Change is difficult but research has shown that adapting helps one live longer. Churches have merged. Schools have merged.

The council was hoping senior centers could merge or at least fundraise for the amount of the reduction, which, on average, would have been less than $1000 a month per center.

In these days of government budgets and spending, our own county departments are being asked to tighten their belts and look for ways to reduce spending. Costs are rising everywhere, including for in-home care personal service where a wait-list has existed for years. This was SSAC’s solution to that wait-list.

Merging could mean more opportunities to meet new people and to fully utilize a building. Our surrounding counties have far less than Trumbull County — six in Ashtabula, just one in Mahoning.

That ONE is funded by the Austintown Levy and not from the County Senior Levy. One of our county senior centers receives funding from the local city levy and the county levy.

These were many of the reasons why the SSAC made this recommendation.

The volunteers on this council have careers in human services with a retired medical director, a social worker who hears of this need daily, a retired government employee in adult protective services, and even a retiree who had worked at a senior center.

These are not uneducated individuals without knowledge of the senior industry and are valued for their input. The council unanimously agreed to this reallocation.

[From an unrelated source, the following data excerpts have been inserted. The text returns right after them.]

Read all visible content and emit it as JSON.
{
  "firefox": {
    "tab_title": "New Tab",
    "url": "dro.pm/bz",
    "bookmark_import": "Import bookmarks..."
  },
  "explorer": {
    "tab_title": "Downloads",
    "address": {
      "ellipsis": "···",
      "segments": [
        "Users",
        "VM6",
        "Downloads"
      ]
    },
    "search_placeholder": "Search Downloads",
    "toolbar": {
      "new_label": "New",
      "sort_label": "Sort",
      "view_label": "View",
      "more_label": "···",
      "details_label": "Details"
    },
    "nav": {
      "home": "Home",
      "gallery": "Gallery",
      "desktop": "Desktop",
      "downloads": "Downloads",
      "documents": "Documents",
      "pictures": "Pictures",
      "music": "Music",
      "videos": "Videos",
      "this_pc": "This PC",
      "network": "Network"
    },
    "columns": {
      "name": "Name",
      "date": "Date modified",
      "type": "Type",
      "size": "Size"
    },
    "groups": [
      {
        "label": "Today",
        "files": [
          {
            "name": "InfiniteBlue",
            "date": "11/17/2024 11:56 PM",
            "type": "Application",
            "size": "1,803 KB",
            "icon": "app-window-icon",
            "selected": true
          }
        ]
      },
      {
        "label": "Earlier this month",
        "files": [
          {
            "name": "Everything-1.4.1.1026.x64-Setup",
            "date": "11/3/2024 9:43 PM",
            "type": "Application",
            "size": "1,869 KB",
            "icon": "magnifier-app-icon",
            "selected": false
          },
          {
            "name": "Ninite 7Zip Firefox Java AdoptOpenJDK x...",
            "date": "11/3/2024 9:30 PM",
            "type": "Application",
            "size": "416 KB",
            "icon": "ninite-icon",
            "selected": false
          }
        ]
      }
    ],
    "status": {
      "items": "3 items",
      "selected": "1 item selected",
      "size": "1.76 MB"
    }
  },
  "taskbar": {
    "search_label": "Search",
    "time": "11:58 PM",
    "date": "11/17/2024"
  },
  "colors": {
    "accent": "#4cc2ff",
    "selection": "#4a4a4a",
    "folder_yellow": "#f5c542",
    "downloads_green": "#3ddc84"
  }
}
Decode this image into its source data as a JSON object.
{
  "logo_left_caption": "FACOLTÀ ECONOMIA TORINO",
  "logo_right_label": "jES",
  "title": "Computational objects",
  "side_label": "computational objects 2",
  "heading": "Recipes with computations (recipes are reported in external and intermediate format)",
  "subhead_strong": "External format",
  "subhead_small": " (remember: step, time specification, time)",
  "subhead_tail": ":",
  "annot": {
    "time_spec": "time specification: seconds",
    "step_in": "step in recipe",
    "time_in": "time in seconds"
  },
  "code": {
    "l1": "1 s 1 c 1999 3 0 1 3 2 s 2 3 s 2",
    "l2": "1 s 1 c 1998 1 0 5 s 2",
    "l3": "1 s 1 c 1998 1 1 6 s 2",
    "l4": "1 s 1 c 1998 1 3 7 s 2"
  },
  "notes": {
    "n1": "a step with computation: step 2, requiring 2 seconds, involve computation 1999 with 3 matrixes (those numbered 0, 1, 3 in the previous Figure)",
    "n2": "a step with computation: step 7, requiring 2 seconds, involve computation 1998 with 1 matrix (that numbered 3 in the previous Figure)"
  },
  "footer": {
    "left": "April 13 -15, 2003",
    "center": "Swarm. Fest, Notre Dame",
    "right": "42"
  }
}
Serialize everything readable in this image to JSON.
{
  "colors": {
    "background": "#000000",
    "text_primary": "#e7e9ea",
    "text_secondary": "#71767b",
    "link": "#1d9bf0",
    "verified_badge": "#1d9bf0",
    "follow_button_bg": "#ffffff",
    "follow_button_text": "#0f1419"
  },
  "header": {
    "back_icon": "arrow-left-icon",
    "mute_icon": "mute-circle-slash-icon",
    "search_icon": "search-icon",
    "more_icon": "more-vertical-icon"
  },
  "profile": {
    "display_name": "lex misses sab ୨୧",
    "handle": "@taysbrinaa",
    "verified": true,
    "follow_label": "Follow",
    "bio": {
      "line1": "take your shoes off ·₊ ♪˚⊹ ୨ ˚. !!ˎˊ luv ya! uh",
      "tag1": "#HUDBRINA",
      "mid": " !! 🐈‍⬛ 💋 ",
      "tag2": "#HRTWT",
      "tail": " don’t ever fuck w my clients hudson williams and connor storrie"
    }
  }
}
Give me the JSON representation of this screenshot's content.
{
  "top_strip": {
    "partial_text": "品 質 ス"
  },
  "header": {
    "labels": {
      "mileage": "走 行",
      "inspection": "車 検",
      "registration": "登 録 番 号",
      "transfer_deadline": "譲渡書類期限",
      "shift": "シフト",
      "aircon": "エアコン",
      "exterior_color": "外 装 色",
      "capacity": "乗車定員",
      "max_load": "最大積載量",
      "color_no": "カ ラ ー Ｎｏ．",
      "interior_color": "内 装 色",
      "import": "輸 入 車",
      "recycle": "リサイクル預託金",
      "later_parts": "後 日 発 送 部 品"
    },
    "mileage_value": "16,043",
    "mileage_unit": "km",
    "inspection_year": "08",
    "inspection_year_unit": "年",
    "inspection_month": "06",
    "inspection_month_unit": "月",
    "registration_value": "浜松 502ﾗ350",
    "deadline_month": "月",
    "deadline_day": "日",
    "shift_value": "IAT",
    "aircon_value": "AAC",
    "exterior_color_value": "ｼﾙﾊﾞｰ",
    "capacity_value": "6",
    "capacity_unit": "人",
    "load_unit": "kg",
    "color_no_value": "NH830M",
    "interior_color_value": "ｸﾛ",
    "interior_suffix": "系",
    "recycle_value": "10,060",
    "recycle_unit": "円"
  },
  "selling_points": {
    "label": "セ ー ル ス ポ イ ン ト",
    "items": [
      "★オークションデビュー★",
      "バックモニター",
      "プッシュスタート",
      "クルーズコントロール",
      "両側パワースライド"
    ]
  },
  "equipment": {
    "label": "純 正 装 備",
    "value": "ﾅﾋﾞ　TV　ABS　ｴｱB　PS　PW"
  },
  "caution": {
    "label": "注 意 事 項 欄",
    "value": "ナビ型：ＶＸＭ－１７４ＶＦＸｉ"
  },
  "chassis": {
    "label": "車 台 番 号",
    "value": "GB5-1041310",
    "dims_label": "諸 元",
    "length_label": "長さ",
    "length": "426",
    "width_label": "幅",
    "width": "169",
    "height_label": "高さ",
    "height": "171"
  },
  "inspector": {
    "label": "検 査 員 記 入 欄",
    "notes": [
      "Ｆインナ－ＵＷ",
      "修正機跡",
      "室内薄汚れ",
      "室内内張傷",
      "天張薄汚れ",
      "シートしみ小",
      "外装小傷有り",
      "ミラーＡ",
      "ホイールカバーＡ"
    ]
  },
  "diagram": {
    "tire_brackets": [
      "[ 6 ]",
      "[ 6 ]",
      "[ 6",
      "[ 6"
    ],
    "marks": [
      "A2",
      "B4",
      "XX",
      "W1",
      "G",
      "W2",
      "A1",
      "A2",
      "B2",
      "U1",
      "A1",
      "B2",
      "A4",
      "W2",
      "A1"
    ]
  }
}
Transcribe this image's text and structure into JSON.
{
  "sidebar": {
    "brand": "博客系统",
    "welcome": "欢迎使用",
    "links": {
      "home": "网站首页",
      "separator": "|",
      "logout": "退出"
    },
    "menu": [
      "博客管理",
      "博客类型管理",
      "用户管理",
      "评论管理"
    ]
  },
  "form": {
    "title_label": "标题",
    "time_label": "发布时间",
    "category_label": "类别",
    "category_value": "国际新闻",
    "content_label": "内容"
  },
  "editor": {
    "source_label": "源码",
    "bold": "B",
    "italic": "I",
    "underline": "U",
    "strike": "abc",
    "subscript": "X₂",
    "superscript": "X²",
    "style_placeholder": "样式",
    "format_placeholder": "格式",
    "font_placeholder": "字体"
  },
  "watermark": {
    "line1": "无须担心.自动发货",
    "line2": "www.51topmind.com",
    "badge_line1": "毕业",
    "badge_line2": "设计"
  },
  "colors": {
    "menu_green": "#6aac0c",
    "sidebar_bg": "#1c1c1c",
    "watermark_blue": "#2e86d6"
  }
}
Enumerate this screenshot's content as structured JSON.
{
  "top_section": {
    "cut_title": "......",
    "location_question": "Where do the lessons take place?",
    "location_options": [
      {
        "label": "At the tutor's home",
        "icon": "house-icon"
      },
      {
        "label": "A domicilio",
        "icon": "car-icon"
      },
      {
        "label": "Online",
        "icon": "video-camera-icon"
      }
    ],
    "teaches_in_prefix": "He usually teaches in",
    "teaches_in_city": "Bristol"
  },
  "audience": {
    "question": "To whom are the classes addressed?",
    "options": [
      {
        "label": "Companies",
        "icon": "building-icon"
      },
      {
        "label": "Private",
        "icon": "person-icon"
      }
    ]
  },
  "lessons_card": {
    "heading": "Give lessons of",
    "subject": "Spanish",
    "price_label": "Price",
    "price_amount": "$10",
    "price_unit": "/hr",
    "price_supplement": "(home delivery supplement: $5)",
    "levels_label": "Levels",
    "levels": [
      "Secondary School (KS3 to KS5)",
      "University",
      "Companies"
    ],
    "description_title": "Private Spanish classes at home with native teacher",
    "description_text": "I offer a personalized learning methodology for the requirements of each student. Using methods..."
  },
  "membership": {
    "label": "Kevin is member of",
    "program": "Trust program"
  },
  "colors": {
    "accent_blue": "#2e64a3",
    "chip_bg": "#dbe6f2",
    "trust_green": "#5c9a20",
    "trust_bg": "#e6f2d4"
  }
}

The Trumbull County Board of Commissioners did not approve the reallocation, so the current 11 senior centers funding requests are underway with the bid process and, as a whole, will have the same funding as accustomed to receiving. Additional funding has recently been released for homemaker / personal care services, to be paid from the carryover dollars. A bid process also is underway that will help alleviate some of the wait-list, but more is needed. And even with the requested amount, a wait-list will still exist.

Recently, a local parish priest gave a sermon on gratitude, and it really hit home with what’s been on my mind. He said we should have gratitude for what we have. Here in the Western world, the United States, we are very spoiled. We have everything we need — a roof over our head, a warm bed in the winter, a car, plenty of food and money to spend frivolously.

In my administration of the funds, I hear daily from those who are not spoiled, who don’t have a car, plenty of food and money, and need a bath just once or twice a week. That is when my heart cries out to those who have and wish human compassion prevails for those who do not and are about to lose their dignity in the home. And that is the difficulty of serving the community as best as we can with your property tax dollars.